A variety of stories lurching forward this morning…

It looks like the most special of all special elections is finally over, and Janet Nguyen is the new First District Supervisor, winning by a total of 3 votes.   Superior Court Judge Michael Brenner rejected Trung Nguyen's claim that the election's recount was performed in an illegal manner.  The winning Nguyen is scheduled to be sworn in tomorrow at the Board of Supes weekly meeting.  There are dark rumblings that the losing Nguyen might appeal Judge Brenner's ruling, making the most special of all special election even more special.

Reversing polarity and following the flow of power from a legislative chamber to the courtroom, the Assembly has approved a bill revising the state's sentencing guidelines.  The U.S. Supreme Court struck down California's Determinate Law back in January, declaring, as Justice Ginsberg wrote, "any fact that exposes a defendant to a greater potential sentence must be found by the jury, not a judge, and established beyond a reasonable doubt, not merely by a preponderance of the evidence".  The Associated Press reports, is that,

Law enforcement officials estimate the Supreme Court's ruling could allow 10,000 California convicts to seek new sentences.

So even without further business from Trung Nguyen, the courts are likely to be busy for quite some time.

Unlike those convicts, the state's prisons secretary is unlikely to be complaining about his situation anytime soon.  Thanks to the governor's intervention, Secretary James Tilton is now one of the highest paid state officials.   Yesterday, we noted that the governor was looking to boost spending for his personal office.  Today, the Times reports on another increase at the upper end of government.

Gov.
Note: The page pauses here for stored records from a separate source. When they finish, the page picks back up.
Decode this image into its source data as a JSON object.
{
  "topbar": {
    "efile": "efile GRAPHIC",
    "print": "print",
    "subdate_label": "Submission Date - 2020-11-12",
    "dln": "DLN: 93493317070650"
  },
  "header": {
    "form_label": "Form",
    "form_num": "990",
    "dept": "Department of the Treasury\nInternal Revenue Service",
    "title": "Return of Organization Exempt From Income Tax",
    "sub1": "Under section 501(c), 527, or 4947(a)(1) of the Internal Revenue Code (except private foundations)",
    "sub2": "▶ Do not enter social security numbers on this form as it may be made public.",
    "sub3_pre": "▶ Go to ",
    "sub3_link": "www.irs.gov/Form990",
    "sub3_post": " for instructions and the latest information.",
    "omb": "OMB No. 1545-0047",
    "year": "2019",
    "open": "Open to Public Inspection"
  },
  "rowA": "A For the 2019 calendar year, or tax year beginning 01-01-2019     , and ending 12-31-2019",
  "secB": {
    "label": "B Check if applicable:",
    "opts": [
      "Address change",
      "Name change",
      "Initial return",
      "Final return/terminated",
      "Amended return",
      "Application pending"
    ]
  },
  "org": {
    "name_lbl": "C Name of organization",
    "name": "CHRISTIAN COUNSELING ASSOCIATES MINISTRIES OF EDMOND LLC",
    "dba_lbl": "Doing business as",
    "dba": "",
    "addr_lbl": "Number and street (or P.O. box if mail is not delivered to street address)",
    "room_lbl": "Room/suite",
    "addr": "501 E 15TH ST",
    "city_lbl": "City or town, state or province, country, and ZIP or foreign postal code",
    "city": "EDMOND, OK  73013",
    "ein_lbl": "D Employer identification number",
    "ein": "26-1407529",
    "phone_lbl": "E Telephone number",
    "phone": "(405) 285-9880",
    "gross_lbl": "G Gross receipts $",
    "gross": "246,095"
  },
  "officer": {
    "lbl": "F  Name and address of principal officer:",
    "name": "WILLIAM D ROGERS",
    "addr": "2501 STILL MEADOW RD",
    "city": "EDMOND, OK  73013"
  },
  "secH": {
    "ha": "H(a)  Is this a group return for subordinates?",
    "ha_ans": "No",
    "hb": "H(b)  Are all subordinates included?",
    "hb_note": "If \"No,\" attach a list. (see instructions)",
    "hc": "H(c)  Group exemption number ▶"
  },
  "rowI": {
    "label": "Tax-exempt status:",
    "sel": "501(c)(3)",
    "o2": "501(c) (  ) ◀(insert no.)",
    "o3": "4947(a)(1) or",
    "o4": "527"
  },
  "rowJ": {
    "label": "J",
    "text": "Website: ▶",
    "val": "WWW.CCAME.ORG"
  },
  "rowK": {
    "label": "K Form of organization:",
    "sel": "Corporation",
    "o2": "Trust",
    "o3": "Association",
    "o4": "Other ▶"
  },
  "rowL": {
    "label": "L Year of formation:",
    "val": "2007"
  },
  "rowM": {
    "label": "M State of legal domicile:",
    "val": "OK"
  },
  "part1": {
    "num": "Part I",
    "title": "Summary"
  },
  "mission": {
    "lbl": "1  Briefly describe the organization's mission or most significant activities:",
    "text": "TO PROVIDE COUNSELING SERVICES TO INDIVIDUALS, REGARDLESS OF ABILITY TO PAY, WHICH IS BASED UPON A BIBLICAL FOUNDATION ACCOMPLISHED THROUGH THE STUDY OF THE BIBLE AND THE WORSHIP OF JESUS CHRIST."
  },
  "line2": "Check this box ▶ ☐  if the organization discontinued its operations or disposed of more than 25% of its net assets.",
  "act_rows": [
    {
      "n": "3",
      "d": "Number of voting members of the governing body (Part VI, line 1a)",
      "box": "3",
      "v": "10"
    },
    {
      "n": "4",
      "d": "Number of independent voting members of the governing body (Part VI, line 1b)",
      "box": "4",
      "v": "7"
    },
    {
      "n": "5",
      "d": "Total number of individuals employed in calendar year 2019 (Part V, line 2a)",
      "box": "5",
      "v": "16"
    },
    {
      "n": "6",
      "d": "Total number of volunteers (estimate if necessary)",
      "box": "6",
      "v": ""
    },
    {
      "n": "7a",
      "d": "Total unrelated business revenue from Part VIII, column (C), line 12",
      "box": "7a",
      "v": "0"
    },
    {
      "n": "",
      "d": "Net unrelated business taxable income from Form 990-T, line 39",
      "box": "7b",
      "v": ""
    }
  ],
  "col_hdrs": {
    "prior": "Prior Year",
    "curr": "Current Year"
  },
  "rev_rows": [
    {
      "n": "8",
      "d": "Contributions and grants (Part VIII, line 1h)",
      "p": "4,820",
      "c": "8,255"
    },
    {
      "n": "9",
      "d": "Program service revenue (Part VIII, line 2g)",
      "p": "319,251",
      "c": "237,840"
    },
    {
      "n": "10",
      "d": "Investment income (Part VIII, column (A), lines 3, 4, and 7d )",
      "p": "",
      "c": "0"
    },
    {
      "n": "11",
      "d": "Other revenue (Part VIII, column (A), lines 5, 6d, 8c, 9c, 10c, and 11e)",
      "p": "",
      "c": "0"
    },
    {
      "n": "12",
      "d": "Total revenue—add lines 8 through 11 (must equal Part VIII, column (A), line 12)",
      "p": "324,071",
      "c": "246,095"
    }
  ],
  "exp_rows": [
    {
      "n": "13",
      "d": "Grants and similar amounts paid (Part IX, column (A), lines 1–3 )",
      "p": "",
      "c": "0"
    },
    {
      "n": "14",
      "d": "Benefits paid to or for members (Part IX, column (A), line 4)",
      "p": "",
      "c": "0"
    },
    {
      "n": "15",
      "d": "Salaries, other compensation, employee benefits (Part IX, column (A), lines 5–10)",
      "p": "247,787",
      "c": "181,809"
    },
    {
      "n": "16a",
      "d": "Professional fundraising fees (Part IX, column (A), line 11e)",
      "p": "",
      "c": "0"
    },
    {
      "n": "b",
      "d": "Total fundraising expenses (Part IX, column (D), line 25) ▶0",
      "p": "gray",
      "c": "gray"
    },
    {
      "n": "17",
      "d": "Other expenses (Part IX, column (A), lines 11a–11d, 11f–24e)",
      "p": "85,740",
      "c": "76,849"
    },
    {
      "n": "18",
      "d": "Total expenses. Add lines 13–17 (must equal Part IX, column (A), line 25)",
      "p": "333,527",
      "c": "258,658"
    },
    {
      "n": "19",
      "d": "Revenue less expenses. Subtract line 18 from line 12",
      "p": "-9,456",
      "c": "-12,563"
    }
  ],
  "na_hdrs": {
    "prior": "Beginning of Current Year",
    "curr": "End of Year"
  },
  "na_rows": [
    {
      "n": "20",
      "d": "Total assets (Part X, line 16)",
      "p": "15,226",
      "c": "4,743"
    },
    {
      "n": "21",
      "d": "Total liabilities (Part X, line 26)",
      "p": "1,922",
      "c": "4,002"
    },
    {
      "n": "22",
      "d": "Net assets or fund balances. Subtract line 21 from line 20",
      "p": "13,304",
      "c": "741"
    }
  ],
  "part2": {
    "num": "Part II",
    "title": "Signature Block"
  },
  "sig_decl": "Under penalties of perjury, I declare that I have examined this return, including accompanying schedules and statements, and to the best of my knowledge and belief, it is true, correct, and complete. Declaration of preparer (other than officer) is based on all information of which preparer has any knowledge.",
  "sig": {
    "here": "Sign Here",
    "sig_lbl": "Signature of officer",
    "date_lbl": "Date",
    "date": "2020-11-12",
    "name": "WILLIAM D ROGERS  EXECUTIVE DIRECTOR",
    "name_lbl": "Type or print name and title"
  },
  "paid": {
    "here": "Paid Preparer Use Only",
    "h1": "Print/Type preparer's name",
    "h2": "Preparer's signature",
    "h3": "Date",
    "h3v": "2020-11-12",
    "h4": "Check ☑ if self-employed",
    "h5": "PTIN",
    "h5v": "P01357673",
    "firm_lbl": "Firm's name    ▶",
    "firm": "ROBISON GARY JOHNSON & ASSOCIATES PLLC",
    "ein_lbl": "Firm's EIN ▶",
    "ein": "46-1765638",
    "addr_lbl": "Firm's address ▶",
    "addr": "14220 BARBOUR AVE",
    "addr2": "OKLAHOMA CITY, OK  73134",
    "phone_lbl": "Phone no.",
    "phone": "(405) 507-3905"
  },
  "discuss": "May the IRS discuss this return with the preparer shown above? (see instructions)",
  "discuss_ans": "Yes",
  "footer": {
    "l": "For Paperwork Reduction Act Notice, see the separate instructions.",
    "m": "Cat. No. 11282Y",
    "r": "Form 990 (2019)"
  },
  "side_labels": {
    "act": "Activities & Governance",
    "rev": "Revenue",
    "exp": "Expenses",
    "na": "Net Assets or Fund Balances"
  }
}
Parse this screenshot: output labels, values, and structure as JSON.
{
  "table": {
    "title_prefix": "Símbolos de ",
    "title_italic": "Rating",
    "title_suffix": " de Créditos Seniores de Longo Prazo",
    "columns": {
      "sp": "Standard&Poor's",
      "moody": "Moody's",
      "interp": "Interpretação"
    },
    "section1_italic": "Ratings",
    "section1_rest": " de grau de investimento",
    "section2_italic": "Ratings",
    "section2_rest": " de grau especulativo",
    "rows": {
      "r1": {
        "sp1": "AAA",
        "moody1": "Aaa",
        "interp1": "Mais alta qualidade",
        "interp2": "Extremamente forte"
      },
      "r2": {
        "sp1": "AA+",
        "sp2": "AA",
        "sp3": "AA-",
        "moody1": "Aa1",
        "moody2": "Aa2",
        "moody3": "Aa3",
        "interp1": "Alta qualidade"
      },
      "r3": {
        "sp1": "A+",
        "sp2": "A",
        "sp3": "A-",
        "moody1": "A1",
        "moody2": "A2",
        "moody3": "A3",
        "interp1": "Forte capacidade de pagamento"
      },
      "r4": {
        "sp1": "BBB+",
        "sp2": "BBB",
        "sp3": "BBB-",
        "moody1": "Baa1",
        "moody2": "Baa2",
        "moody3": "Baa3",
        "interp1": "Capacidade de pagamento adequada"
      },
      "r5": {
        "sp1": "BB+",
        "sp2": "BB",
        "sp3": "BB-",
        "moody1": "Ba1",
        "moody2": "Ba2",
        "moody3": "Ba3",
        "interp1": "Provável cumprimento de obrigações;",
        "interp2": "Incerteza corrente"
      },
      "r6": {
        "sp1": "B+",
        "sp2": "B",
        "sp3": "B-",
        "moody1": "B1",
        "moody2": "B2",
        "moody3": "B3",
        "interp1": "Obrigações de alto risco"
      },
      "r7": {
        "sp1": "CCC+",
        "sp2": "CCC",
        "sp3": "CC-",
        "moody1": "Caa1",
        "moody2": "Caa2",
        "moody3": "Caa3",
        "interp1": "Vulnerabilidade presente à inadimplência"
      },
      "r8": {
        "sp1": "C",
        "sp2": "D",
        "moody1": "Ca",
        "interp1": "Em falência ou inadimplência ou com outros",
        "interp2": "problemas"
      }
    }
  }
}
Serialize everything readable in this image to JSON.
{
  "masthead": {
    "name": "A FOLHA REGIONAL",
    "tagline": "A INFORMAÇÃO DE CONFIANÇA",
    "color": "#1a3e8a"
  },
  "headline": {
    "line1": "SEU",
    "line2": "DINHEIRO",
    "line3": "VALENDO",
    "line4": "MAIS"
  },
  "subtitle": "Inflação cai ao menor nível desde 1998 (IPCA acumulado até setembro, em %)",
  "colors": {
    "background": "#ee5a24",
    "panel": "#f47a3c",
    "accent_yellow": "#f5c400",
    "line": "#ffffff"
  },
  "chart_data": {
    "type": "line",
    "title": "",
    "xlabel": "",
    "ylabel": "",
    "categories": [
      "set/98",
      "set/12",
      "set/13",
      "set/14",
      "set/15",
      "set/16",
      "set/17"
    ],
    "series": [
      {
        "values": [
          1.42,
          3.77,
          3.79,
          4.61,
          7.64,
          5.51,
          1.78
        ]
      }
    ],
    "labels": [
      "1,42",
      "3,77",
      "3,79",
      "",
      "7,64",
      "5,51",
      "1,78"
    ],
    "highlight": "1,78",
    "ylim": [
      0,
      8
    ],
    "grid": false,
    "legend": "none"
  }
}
Arnold Schwarzenegger has quietly given substantial raises — some exceeding 23% — to top state administrators, claiming they deserve increased compensation to keep pace with the private sector and local government agencies.

Last year, the governor used a new state law to raise the salary of his prisons secretary to $225,000, a 71% increase that made James Tilton among the highest paid officials in California state government. Now Schwarzenegger is approving hefty pay hikes for 49 other officials.

Cabinet secretaries, for example, will receive up to 22.7% more, and department directors up to 12.2%.

Rather entertainingly, the pay raises are scheduled to take effect April Fool's Day.

Of course, there are always pessimists when it comes to such pay raises.

The governor is raising salaries of some of his top political appointees at a time when the state's budget picture is grim and may get worse. Elizabeth G. Hill, the state's nonpartisan legislative analyst, said California could face a shortfall of billions of dollars under Schwarzenegger's budget if the Legislature balks at proposed spending cuts.

And some lawmakers are not enthusiastic about cuts championed by the governor, including proposals to reduce welfare programs by hundreds of millions of dollars and slash public transportation aid by more than $1.1 billion.

But local boy Dick Ackerman isn't among the doubters.

"If you want to get good people in there, you need to pay them commensurately with what they can get on the outside," said Senate Republican leader Dick Ackerman (R-Irvine).

Fittingly enough for the Enron era, that logic is confined to the executive levels.

At state government's lower levels, salaries are not rising as fast, union leaders said Monday. Earlier this year, a group of about 25,000 managers and supervisors received a 3.5% pay hike, their first increase in six years, said Tim Behrens, president of the Assn. of California State Supervisors.

Perhaps those less exalted employees should follow the example of local Congressman Gary Miller (R-Most Corrupt), and realize they shouldn't rely on the government for their income.  That is, they shouldn't rely on their government salaries-- since, as Miller's career shows, there are other, much more lucrative, ways of getting government money.

Back in December, and then again in January, we noted Miller imaginative approach to combining his private real estate dealing with public sector dollars and tax breaks.  Some, like the FBI, find Miller's deals suspicious.  Especially a deal in which Miller claimed that the city Monrovia forced him to sell the city a piece of land he owned.  Others claimed that Miller pressured the city into buying it.  Now, the Democratic Congressional Campaign Committee has gotten a hold of the video tape of the city council meeting in which Miller's sale is discussed.

Greg Sargent has the video and some more background material posted at TPM's Election Central.  If Miller ever tries to claim in court that this evidence of him being "forced" to sell his land, he'll probably fare about as well as Trung Nguyen did.